In a significant warning, Coinbase has raised alarms regarding the potential vulnerabilities posed by advancements in quantum computing to the Bitcoin network. According to David Duong, head of investment research at Coinbase, approximately 32.7% of Bitcoin”s total supply is at risk, translating to around 6.51 million BTC that could be compromised due to exposed public keys on the blockchain.
The primary concern revolves around the security of digital signatures rather than the mining process itself. Duong emphasized this point on LinkedIn, stating, “Bitcoin”s long-term security may be entering a new regime as quantum computing advances.” The vulnerabilities arise from practices such as address reuse and specific script types, including Pay-to-Public-Key, bare multisig, and Taproot outputs, which expose public information.
Two distinct attack vectors threaten Bitcoin”s cryptographic integrity. Long-range attacks focus on outputs that already have exposed public keys, while short-range attacks could intercept transactions during the spending process by monitoring the mempool. Both scenarios could be realized once quantum computers capable of executing such tasks become operational.
Regulatory authorities in the U.S. and EU are proactively preparing for a future where quantum computing is more prevalent. They are guiding critical infrastructure towards adopting post-quantum cryptography by the year 2035. Duong noted an increasing investor concern regarding the rapid approach of quantum computing risks, a sentiment echoed in recent regulatory filings by BlackRock for its iShares Bitcoin Trust, where the company explicitly identified quantum computing as a risk factor.
Notably, Satoshi-era coins, which consist of early Bitcoin holdings, represent a considerable subset of these vulnerable outputs. These legacy coins often utilized Pay-to-Public-Key script types, further exposing their cryptographic information. The concentration of risk in these older outputs adds an additional layer of complexity to the challenge of securing the network.
The cryptographic framework supporting Bitcoin relies mainly on two systems: the Elliptic Curve Digital Signature Algorithm (ECDSA), which safeguards transaction authorization through private key verification, and the SHA-256 hashing function that underpins proof-of-work mining operations. Duong points out that the migration of signature security is a more critical issue than concerns around quantum mining, which remains a lower priority at this stage due to current scaling limitations.
While the potential economic impact of more efficient quantum mining could disrupt network incentives, the immediate threat to wallet security is of paramount importance. Quantum computers, if sufficiently advanced, could derive private keys from exposed public key information, allowing attackers to access funds from compromised addresses across the network. The timeline for achieving such capabilities is still uncertain, with some experts estimating it could take four to five years for quantum systems to reach the necessary power levels.

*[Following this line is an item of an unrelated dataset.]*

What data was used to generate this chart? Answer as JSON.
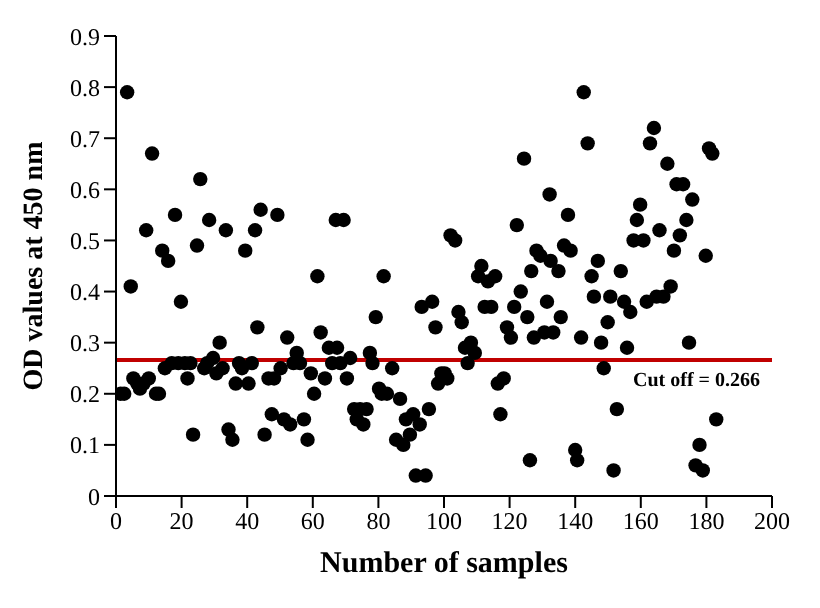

The cryptocurrency industry is beginning to acknowledge these structural risks, as traditional financial systems also grapple with the challenges posed by quantum computing due to their reliance on centralized cryptographic systems. Open protocols like Bitcoin and Ethereum are actively exploring solutions to implement post-quantum cryptographic measures, although this transition presents complex technical and coordination challenges for the broader network.